Genel Kurul, Güvenlik Konseyi, Ekonomik ve Sosyal Konsey, Vesayet Konseyi, Uluslararası Adalet Divanı ve Genel Sekreterliğin yanında 15 ihtisas komisyonundan oluşan yapıda parayı veren düdüğü çalıyor. Komisyonlara parayı en çok veren ABD, dünyayı kendi çıkarlarına göre şekillendiriyor. Dünyaya bir tüccar gözüyle hükmetmek isteyen Başkan Trump, BM Filistinli Mültecilere Yardım Ajansının ödeneklerini keserek, Filistinlilerin devlet hayallerini bitirecek yüzyılın ihaneti anlaşmasını hayata geçirmek istedi. Filistin demişken, geçtiğimiz hafta yapılan İsrail seçimlerinde, Netanyahu’nun partisi Likud, başka bir savaş suçlusu Benny Gantz’ın liderliğini yaptığı Mavi Beyaz ittifakından 2 vekil daha az çıkardı. İsrail’deki seçim sistem aynı BM’deki seçim sistemindeki gibi eşitler arasında daha eşit oylara benziyor. İsrail’de 6 milyon 394 bin seçmen bulunuyor. Batı Şeria’da 400 bin, Doğu Kudüs’te 220 bin yasa dışı göçmen statüsündeki Yahudi oy kullanıyor. Yasa dışı göçmen sayısı 1 milyonun üzerinde. İsrail vatandaşı olan 2 milyon Filistinli seçmen var. Filistinli seçmenlerin hepsinin oy kullanması durumunda bile seçebilecekleri milletvekili sayısı 13’ü geçmez. 1 milyonu yasa dışı olmak üzere toplam dört milyon Yahudi ise 120 vekil bulunan Knesit’e 107 milletvekili gönderiyor. Anlayacağınız Yahudinin oyu Müslümanınkine göre çok daha eşit.

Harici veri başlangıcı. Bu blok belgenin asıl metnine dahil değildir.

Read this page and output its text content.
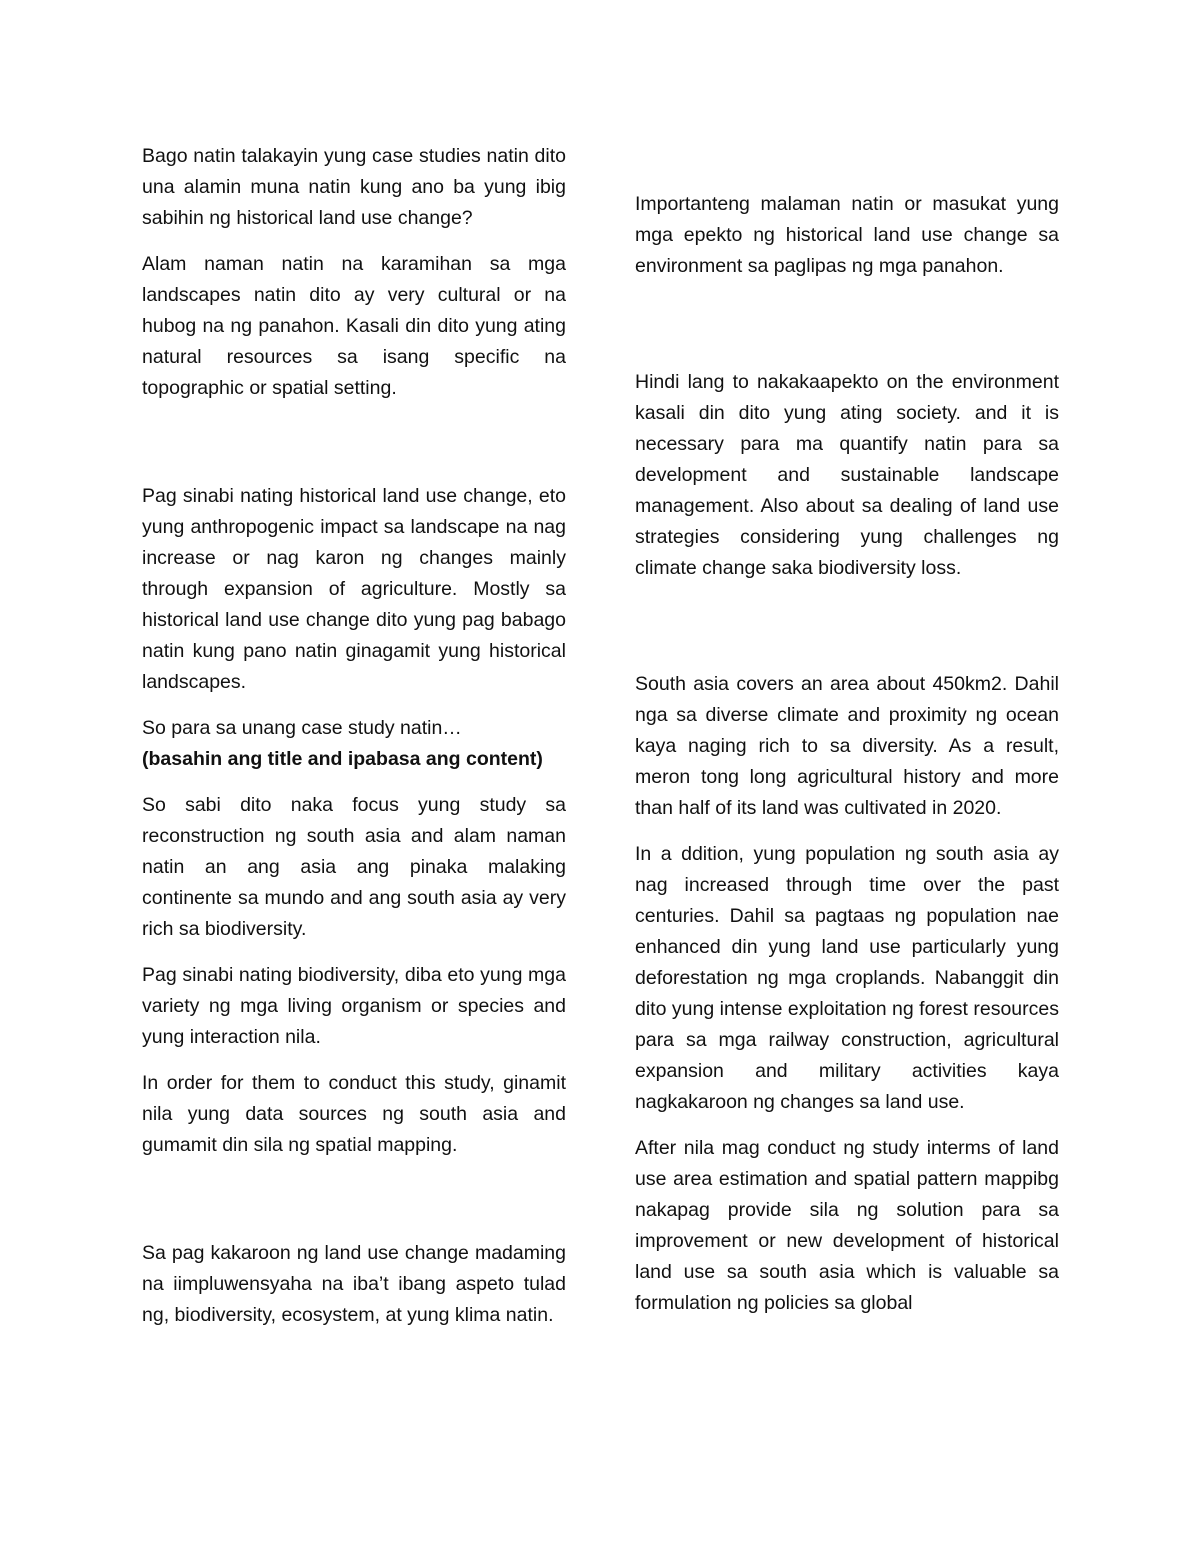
Bago natin talakayin yung case studies natin dito una alamin muna natin kung ano ba yung ibig sabihin ng historical land use change?

Alam naman natin na karamihan sa mga landscapes natin dito ay very cultural or na hubog na ng panahon. Kasali din dito yung ating natural resources sa isang specific na topographic or spatial setting.

Pag sinabi nating historical land use change, eto yung anthropogenic impact sa landscape na nag increase or nag karon ng changes mainly through expansion of agriculture. Mostly sa historical land use change dito yung pag babago natin kung pano natin ginagamit yung historical landscapes.

So para sa unang case study natin…
(basahin ang title and ipabasa ang content)

So sabi dito naka focus yung study sa reconstruction ng south asia and alam naman natin an ang asia ang pinaka malaking continente sa mundo and ang south asia ay very rich sa biodiversity.

Pag sinabi nating biodiversity, diba eto yung mga variety ng mga living organism or species and yung interaction nila.

In order for them to conduct this study, ginamit nila yung data sources ng south asia and gumamit din sila ng spatial mapping.

Sa pag kakaroon ng land use change madaming na iimpluwensyaha na iba’t ibang aspeto tulad ng, biodiversity, ecosystem, at yung klima natin.

Importanteng malaman natin or masukat yung mga epekto ng historical land use change sa environment sa paglipas ng mga panahon.

Hindi lang to nakakaapekto on the environment kasali din dito yung ating society. and it is necessary para ma quantify natin para sa development and sustainable landscape management. Also about sa dealing of land use strategies considering yung challenges ng climate change saka biodiversity loss.

South asia covers an area about 450km2. Dahil nga sa diverse climate and proximity ng ocean kaya naging rich to sa diversity. As a result, meron tong long agricultural history and more than half of its land was cultivated in 2020.

In a ddition, yung population ng south asia ay nag increased through time over the past centuries. Dahil sa pagtaas ng population nae enhanced din yung land use particularly yung deforestation ng mga croplands. Nabanggit din dito yung intense exploitation ng forest resources para sa mga railway construction, agricultural expansion and military activities kaya nagkakaroon ng changes sa land use.

After nila mag conduct ng study interms of land use area estimation and spatial pattern mappibg nakapag provide sila ng solution para sa improvement or new development of historical land use sa south asia which is valuable sa formulation ng policies sa global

Osmanlı’yı parçalanma sürecine sokan Meşrutiyet’in ilanıyla oluşturulan Meclisi Mebusan’a baktığımızda kimlerin eşitler arasında daha eşit olduğunu görürüz. Üçte biri ayan üyesi olması düşünülen meclisin önce 120 üyeden oluşması öngörülmüş, daha sona Abdülhamit’in baskısıyla üye sayısı 130’a çıkartılmıştı. Ve Vekillerin en az üçte biri azınlıklardan seçilme şartı vardı. İşin Türkçesi İttihatçılar, 30 bin Rum, Ermeni, Yahudi yani gayri müslime bir vekil çıkartma fırsatı verirken, 130 bin Müslüman ancak bir vekil çıkartabiliyordu. Son dönemde birilerinin benim oyumla dağdaki çobanın oyu aynı mı diye tepinmesinin sebebi işte bu sistem. Son dönemde yapılan seçimlerde ise Hakkari 30 bin oyla bir vekil çıkartırken, İstanbul 153 bin 339 oyla bir vekil çıkartıyor. Kerkük’ün petrollerine ele koymak isteyen İsrail, ısrarla nüfus sayımını yapmadığı Kerkük’e 300 bin Yahudiyi seçmen olarak göndererek eşitler arasında en eşit oyla arzı mevud hayalleri kurmaya devam ediyorlar. Yüzde 10 temsil gücüyle suriyenin meşru otoritesi sayılan katil Esed yetmiyormuş gibi, birde yine yüzde 10’un bile altında bir tabana dayalı PKK terör yapısına Suriye’nin yarısı teslim edilmek isteniyor.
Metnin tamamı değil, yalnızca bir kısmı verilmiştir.